Perry performs a reading experiment on Varl simply to see “how well could a black girl do it” (5). He shows Varl a book on moths which causes her to become rather infatuated with the luna larva’s process of creating a cocoon and transforming into a beautiful moth (5). In turn, she starts to create her own cocoon out of cloth and stitches in “powerful muscles of [her] thoughts” (10), and she fits each layer of cloth under her dress. When Perry discovers these layers, he starts to like Varl even more because he is so attracted to oddities. In effect, Ralls Janet (Perry’s wife) grows very jealous of Varl because she sees that her husband pays more attention to Varl than to herself. So, she asks Varl to run away, but Varl refuses to do so. This storyline really caught me by surprise because I never thought that masters paid more attention to their female slaves than to their wives.

I also found Mark Mossman’s essay entitled “The One-Legged Wonder and Other Names” to be very original and entertaining. I admire Mossman’s courage to write this specific essay about his life experience as a disfigured white male subject in a “normal” white male society. He writes how he can be seen as “normal” as long as he is sitting down, but once he stands up, he can no longer pass as a “normal” human being.
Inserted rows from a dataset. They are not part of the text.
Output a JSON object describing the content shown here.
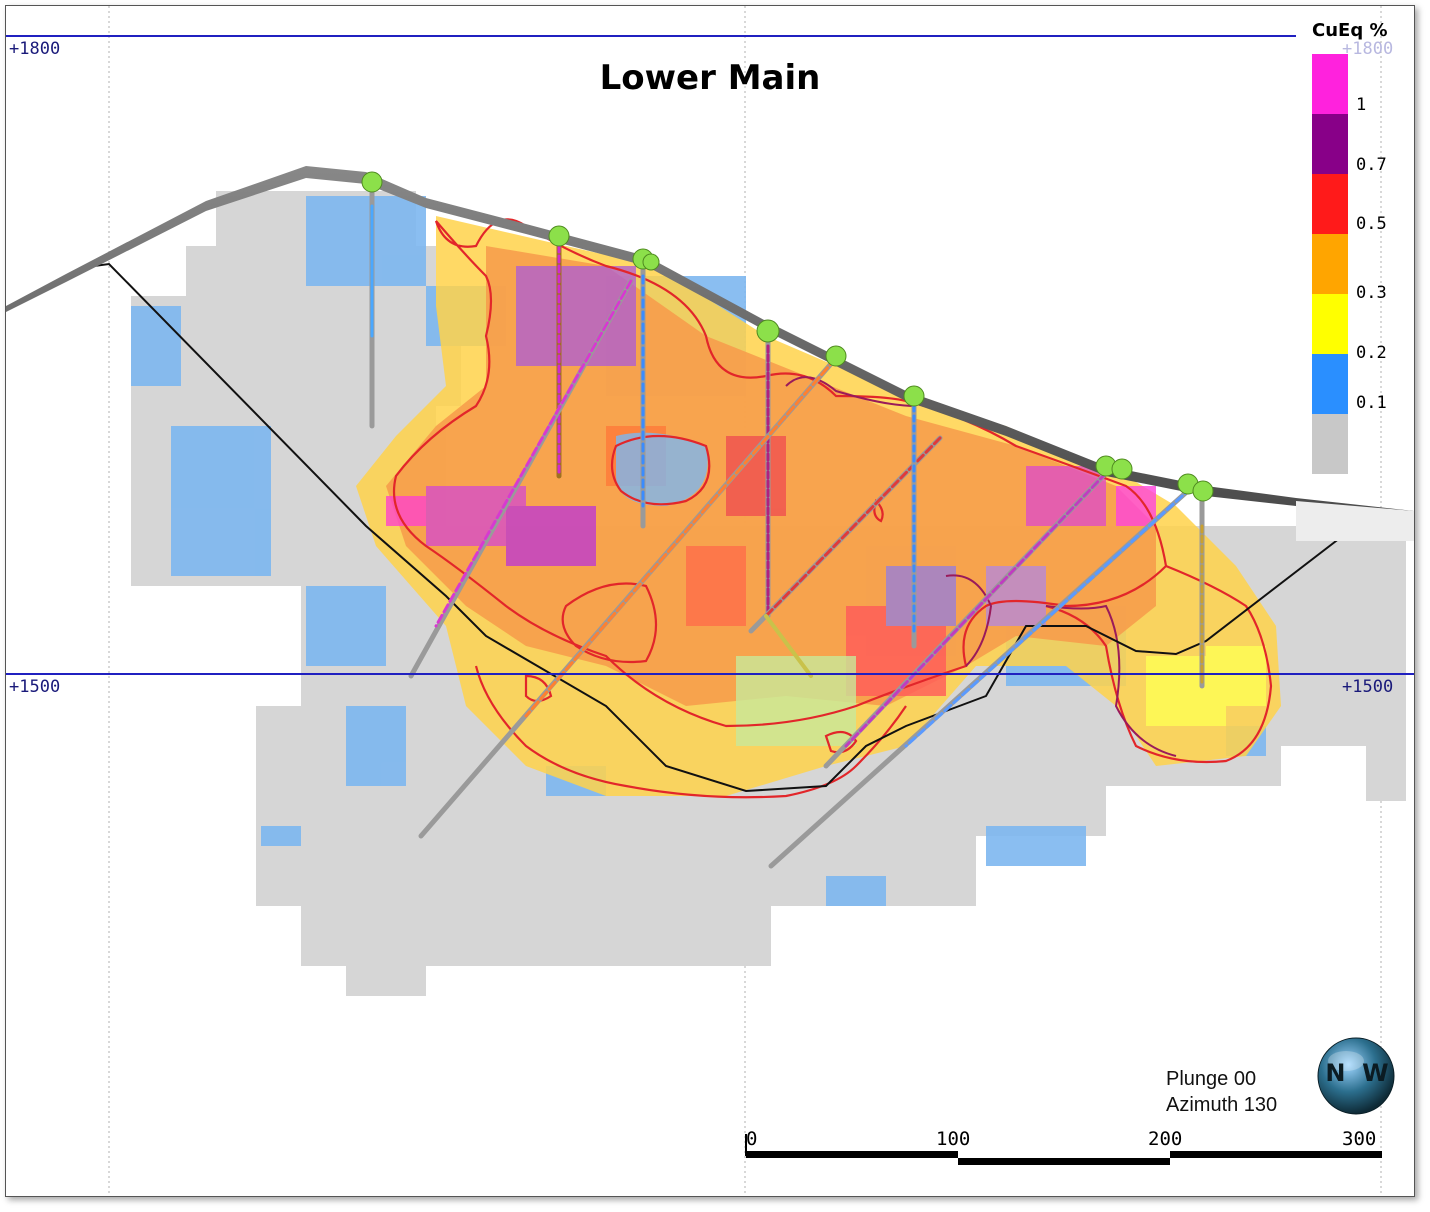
{
  "title": "Lower Main",
  "elevations": {
    "top_left": "+1800",
    "top_right": "+1800",
    "mid_left": "+1500",
    "mid_right": "+1500"
  },
  "legend": {
    "title": "CuEq %",
    "bins": [
      {
        "label": "1",
        "color": "#ff22dd"
      },
      {
        "label": "0.7",
        "color": "#880088"
      },
      {
        "label": "0.5",
        "color": "#ff1a1a"
      },
      {
        "label": "0.3",
        "color": "#ffa500"
      },
      {
        "label": "0.2",
        "color": "#ffff00"
      },
      {
        "label": "0.1",
        "color": "#2a8fff"
      },
      {
        "label": "",
        "color": "#c8c8c8"
      }
    ]
  },
  "orientation": {
    "plunge": "Plunge 00",
    "azimuth": "Azimuth 130",
    "compass_letters": "N  W"
  },
  "scale_bar": {
    "labels": [
      "0",
      "100",
      "200",
      "300"
    ]
  }
}
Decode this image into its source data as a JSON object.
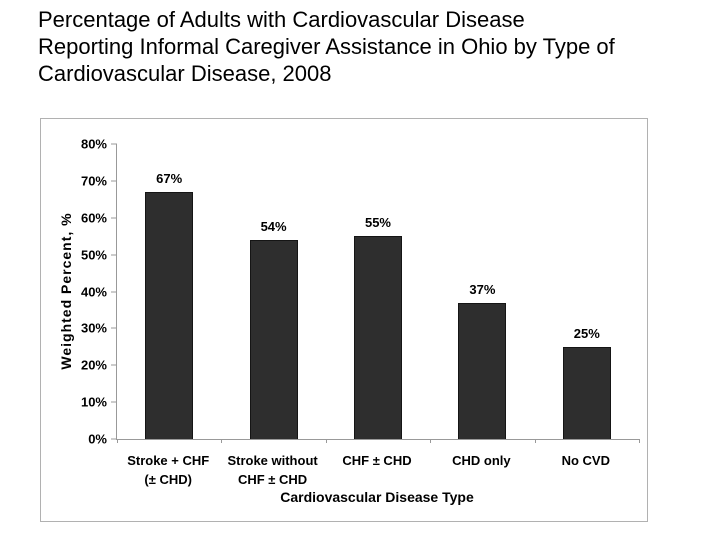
{
  "page": {
    "title_lines": [
      "Percentage of Adults with Cardiovascular Disease",
      "Reporting Informal Caregiver Assistance in Ohio by Type of",
      "Cardiovascular Disease, 2008"
    ]
  },
  "chart_data": {
    "type": "bar",
    "title": "Percentage of Adults with Cardiovascular Disease Reporting Informal Caregiver Assistance in Ohio by Type of Cardiovascular Disease, 2008",
    "categories": [
      "Stroke + CHF (± CHD)",
      "Stroke without CHF ± CHD",
      "CHF ± CHD",
      "CHD only",
      "No CVD"
    ],
    "category_lines": [
      [
        "Stroke + CHF",
        "(± CHD)"
      ],
      [
        "Stroke without",
        "CHF ± CHD"
      ],
      [
        "CHF ± CHD"
      ],
      [
        "CHD only"
      ],
      [
        "No CVD"
      ]
    ],
    "values": [
      67,
      54,
      55,
      37,
      25
    ],
    "bar_labels": [
      "67%",
      "54%",
      "55%",
      "37%",
      "25%"
    ],
    "xlabel": "Cardiovascular Disease Type",
    "ylabel": "Weighted Percent, %",
    "ylim": [
      0,
      80
    ],
    "ytick_values": [
      0,
      10,
      20,
      30,
      40,
      50,
      60,
      70,
      80
    ],
    "ytick_labels": [
      "0%",
      "10%",
      "20%",
      "30%",
      "40%",
      "50%",
      "60%",
      "70%",
      "80%"
    ],
    "grid": false,
    "legend_position": "none",
    "bar_color": "#2e2e2e",
    "bar_border_color": "#151515",
    "axis_color": "#999999",
    "frame_border_color": "#b1b1b1",
    "text_color": "#000000"
  }
}
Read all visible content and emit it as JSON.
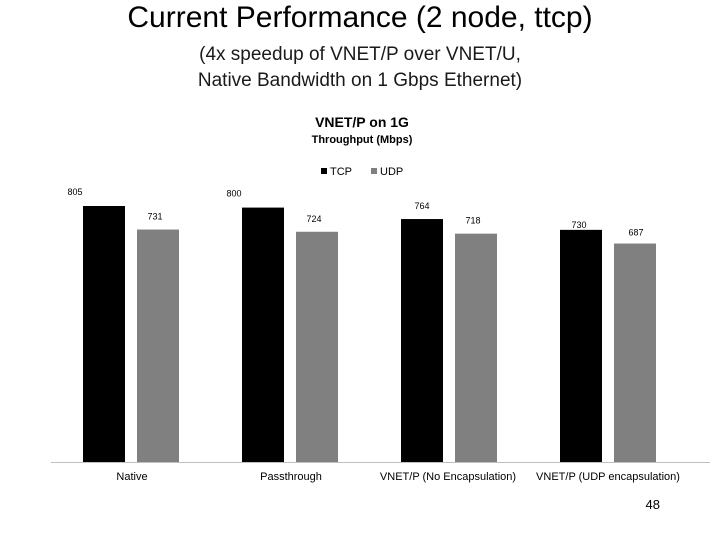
{
  "slide": {
    "title": "Current Performance (2 node, ttcp)",
    "subtitle_line1": "(4x speedup of VNET/P over VNET/U,",
    "subtitle_line2": "Native Bandwidth on 1 Gbps Ethernet)",
    "page_number": "48"
  },
  "chart_data": {
    "type": "bar",
    "title": "VNET/P on 1G",
    "subtitle": "Throughput (Mbps)",
    "xlabel": "",
    "ylabel": "",
    "categories": [
      "Native",
      "Passthrough",
      "VNET/P (No Encapsulation)",
      "VNET/P (UDP encapsulation)"
    ],
    "series": [
      {
        "name": "TCP",
        "values": [
          805,
          800,
          764,
          730
        ],
        "color": "#000000"
      },
      {
        "name": "UDP",
        "values": [
          731,
          724,
          718,
          687
        ],
        "color": "#808080"
      }
    ],
    "ylim": [
      0,
      805
    ],
    "grid": false,
    "legend": "top-center"
  }
}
At a young age, Mossman received the name “the one-legged wonder” from one of his friend’s fathers by means of overcoming certain cultural obstacles in order to be successful at such sports as soccer and swimming. Mossman states that “naming is an act of cultural management” that fits us “into a different set of parameters” (2).This points out the fact that one-legged individuals—especially those who have multiple disfigurations—are not seen to be talented at sports, for instance. Indeed, newspaper writers repeatedly printed stories about his success as a disfigured athlete, which never seemed to get old to the public.

In addition, he admits to how he made more money than his “normal” brother did selling magazines. He did this by means of wearing shorts no matter how cold it was outside. Shorts accentuated his abnormal appearance and therefore portrayed it to his customers as, “disabled, disfigured, victimized” (5). I am quite certain that his customers who pitied him so probably would not have pitied him if they had knowledge of his “one-legged wonder” reputation.

Even though I found it rather hard to relate, I still enjoyed reading Geeta Kothari’s short story “If You Are What You Eat, Then What Am I?” Unlike the narrator of this story, my parents never told me I could not eat certain types of food (at least that I can remember). Also, I never had the experience of going off to a boarding school in which the cafeteria does not serve food that I am used to and have regularly at home. However, I can relate to the narrator’s concern for forgetting how to cook various Indian foods that are a part of her culture. For instance, since I am part Norwegian, I would love to learn how to make lefsa so that not all tradition is lost in my family.